Au Mali, les femmes représentent plus de 70 % de la production alimentaire nationale. Actrices majeures de l’agriculture, de l’élevage et du maraîchage, elles occupent une place stratégique dans la sécurité alimentaire du pays. De plus en plus présentes dans la transformation agroalimentaire, elles innovent et investissent dans un secteur à fort potentiel de valeur ajoutée. Pourtant, leur contribution à l’économie nationale reste insuffisamment reconnue et soutenue.
Selon les données du Profil Genre de UN Women Africa, le taux d’emploi féminin au Mali est estimé à 42,9 %, contre 75,4 % pour les hommes. Les femmes sont majoritairement concentrées dans des emplois précaires (55 %) et dans le secteur informel, où la protection sociale est faible et l’accès au financement limité.
Dans l’agro-industrie, cette vulnérabilité est encore plus marquée. Malgré leur forte implication dans la production et la transformation, les femmes font face à des obstacles structurels : accès restreint à la terre, difficultés d’accès au crédit, insuffisance d’équipements modernes et déficit de formation technique.
L’accès à la terre demeure l’un des freins majeurs à l’essor économique des femmes rurales. Si elles participent activement aux travaux agricoles, elles disposent rarement de droits de propriété. Leur accès se limite le plus souvent à un droit d’usage temporaire accordé par un parent ou un conjoint.
« Au niveau de la production, la femme n’a pas les mêmes chances que l’homme. Les hommes ont beaucoup plus accès aux terres. Les femmes n’en sont pas propriétaires ; on leur en octroie seulement de manière saisonnière », explique Mme Rokia Guindo, leader communautaire dans le cercle de Bankass.
À Koutiala comme dans d’autres localités, le constat est similaire. « Les femmes ont un accès très limité aux terres. On leur attribue généralement de petites parcelles, ce qui rend difficile tout investissement sérieux », souligne Yaya Dembélé, enseignant biologiste.
À Koyena, dans la région de Bougouni, Seydou Koné, délégué du chef de village, reconnaît que la propriété foncière féminine reste rare. « On peut leur attribuer une portion de parcelle, mais jamais la propriété. Souvent, ce sont des terres jugées moyennement fertiles », admet-il, tout en soulignant leur rôle essentiel dans l’économie familiale.
Cette précarité foncière limite l’accès au crédit, les titres de propriété étant souvent exigés comme garantie par les institutions financières.
Transformation agroalimentaire : entre ambition et contraintes
Au-delà de la production primaire, de nombreuses femmes investissent la transformation des produits agricoles (céréales, fruits, lait, produits locaux). Ce segment représente un levier stratégique pour la création de valeur et la substitution aux importations.
Cependant, les contraintes persistent. Bintou Guindo, entrepreneure connue sous le nom de « Tanti Bintou », témoigne : « On parle souvent de financement, mais je ne sais pas où en trouver. Les fonds de départ que j’avais prévus se sont révélés insuffisants. Les machines tombent régulièrement en panne. J’ai besoin d’appui, mais je ne sais pas comment y accéder. »

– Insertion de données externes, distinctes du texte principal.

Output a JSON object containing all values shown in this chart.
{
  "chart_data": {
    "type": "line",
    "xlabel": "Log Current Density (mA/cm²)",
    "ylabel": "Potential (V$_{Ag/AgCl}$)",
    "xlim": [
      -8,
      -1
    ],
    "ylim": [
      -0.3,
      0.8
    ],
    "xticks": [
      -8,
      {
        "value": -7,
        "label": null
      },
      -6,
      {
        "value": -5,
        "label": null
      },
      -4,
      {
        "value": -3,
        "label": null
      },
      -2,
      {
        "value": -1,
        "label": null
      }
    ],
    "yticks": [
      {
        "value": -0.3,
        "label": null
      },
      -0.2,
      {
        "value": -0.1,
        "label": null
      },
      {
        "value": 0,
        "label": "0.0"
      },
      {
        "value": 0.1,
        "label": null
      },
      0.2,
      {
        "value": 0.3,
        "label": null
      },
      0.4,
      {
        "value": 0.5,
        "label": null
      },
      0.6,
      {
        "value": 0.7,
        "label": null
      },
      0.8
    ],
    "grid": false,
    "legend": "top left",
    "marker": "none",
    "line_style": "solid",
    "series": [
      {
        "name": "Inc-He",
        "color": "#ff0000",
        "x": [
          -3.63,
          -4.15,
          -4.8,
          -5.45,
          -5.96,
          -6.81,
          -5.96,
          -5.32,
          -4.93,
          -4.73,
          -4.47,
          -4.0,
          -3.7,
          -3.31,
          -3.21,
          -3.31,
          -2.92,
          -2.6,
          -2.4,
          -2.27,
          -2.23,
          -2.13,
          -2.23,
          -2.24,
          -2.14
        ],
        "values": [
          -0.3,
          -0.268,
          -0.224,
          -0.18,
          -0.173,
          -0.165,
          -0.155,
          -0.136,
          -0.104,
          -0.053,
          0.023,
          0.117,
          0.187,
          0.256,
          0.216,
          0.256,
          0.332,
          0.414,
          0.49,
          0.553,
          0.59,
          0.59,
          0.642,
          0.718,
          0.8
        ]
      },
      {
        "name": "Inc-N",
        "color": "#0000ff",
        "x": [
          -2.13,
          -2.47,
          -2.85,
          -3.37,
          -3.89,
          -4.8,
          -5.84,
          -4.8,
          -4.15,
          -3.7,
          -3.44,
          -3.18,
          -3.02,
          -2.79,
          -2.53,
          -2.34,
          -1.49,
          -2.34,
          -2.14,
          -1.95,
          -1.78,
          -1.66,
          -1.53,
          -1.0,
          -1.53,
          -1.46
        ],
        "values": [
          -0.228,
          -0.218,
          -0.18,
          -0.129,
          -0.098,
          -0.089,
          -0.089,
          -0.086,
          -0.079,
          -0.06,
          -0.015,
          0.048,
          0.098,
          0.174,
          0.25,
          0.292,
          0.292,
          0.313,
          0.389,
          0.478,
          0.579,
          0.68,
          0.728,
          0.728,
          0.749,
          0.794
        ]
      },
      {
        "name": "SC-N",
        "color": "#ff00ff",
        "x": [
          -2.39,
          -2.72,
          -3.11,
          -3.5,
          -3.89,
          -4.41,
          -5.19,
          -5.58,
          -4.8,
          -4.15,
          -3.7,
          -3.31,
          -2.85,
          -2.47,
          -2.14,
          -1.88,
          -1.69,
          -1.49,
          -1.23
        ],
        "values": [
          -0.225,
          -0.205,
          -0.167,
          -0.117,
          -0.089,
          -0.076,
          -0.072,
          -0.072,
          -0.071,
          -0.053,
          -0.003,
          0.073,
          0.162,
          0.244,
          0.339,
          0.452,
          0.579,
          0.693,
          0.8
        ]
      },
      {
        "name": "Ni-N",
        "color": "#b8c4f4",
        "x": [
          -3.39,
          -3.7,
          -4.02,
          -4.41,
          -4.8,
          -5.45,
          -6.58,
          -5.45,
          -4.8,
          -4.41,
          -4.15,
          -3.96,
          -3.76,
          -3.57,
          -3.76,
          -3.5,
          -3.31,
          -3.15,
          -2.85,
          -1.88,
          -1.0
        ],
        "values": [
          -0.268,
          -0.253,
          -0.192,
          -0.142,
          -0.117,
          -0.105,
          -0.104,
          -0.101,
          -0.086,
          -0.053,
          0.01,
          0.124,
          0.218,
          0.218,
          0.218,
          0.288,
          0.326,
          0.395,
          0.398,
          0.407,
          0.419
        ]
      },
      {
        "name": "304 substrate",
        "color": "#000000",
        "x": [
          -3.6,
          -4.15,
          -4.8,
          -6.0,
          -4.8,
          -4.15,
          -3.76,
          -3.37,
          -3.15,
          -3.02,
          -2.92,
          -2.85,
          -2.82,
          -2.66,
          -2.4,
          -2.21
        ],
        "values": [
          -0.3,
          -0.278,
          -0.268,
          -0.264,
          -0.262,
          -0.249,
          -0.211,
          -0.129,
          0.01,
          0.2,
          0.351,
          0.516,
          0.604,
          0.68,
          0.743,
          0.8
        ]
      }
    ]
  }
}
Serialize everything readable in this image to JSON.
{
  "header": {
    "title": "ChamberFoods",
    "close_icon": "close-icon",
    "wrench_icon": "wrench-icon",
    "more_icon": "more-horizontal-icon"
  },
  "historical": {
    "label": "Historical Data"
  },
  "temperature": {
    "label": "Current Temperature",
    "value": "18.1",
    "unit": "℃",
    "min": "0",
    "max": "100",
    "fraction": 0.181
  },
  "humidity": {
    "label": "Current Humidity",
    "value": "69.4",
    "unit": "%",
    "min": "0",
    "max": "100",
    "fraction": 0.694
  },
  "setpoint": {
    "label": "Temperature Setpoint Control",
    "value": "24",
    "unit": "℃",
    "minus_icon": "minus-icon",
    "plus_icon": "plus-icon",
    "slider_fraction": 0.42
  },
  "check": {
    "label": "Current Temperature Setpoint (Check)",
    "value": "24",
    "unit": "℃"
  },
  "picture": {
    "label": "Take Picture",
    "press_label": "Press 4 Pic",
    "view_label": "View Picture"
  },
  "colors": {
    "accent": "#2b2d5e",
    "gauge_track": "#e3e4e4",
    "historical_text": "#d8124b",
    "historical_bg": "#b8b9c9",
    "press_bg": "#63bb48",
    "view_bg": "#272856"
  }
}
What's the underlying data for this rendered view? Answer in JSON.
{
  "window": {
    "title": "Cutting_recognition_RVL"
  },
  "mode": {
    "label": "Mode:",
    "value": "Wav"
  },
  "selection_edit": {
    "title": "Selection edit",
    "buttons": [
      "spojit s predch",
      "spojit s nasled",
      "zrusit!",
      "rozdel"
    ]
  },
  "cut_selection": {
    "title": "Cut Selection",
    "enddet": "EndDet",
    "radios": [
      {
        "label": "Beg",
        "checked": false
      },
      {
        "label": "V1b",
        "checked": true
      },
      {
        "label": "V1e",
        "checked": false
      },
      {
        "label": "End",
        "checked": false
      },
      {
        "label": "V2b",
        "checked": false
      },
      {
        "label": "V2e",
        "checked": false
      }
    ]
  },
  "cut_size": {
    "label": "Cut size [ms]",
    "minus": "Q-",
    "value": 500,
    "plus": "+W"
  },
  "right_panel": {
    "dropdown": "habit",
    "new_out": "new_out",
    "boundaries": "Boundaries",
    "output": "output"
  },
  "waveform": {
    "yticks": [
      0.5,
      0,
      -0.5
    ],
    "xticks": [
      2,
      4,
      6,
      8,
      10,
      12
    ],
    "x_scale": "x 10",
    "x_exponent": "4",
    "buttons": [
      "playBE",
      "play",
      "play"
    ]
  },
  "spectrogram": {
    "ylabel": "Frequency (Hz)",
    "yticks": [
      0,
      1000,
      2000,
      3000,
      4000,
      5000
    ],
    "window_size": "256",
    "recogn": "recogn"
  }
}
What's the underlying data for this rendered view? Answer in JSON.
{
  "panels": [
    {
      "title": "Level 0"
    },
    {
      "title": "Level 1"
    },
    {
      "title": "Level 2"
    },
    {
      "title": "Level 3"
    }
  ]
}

Son expérience met en lumière des difficultés récurrentes : déficit d’information sur les mécanismes d’appui, faible alphabétisation, accès limité aux formations techniques et absence d’accompagnement structuré.
Un enjeu macroéconomique
Pour Mme Fatoumata H. Traoré, Directrice du Centre d’Études pour l’Équité et l’Excellence (C2E-Nyetaa), l’enjeu dépasse la seule question sociale. « Les femmes entreprennent, produisent et innovent, mais elles accèdent moins aux financements, aux marchés structurés, à la commande publique et aux postes décisionnels », analyse-t-elle.
Selon l’experte, investir dans l’autonomisation économique des femmes constitue un levier direct de croissance. « Accroître leur accès aux ressources productives, c’est augmenter la productivité nationale et renforcer la résilience des ménages. »
Elle plaide pour une application effective des textes en faveur de la promotion féminine, un accès prioritaire aux financements publics et aux marchés, la mise en place de mécanismes d’accompagnement adaptés et la production de données sexuées pour orienter les politiques publiques.
Malgré leur rôle central dans la chaîne de valeur agricole, les femmes restent confrontées à des inégalités structurelles qui freinent leur pleine intégration dans l’agro-industrie. Leur forte concentration dans le secteur informel et la précarité de leurs activités contribuent à creuser les écarts de genre.
Dans un contexte marqué par les défis de sécurité alimentaire et de transformation économique, l’inclusion des femmes dans l’agro-industrie apparaît non seulement comme une exigence d’équité, mais surtout comme un impératif stratégique pour le développement durable et la souveraineté alimentaire du Mali.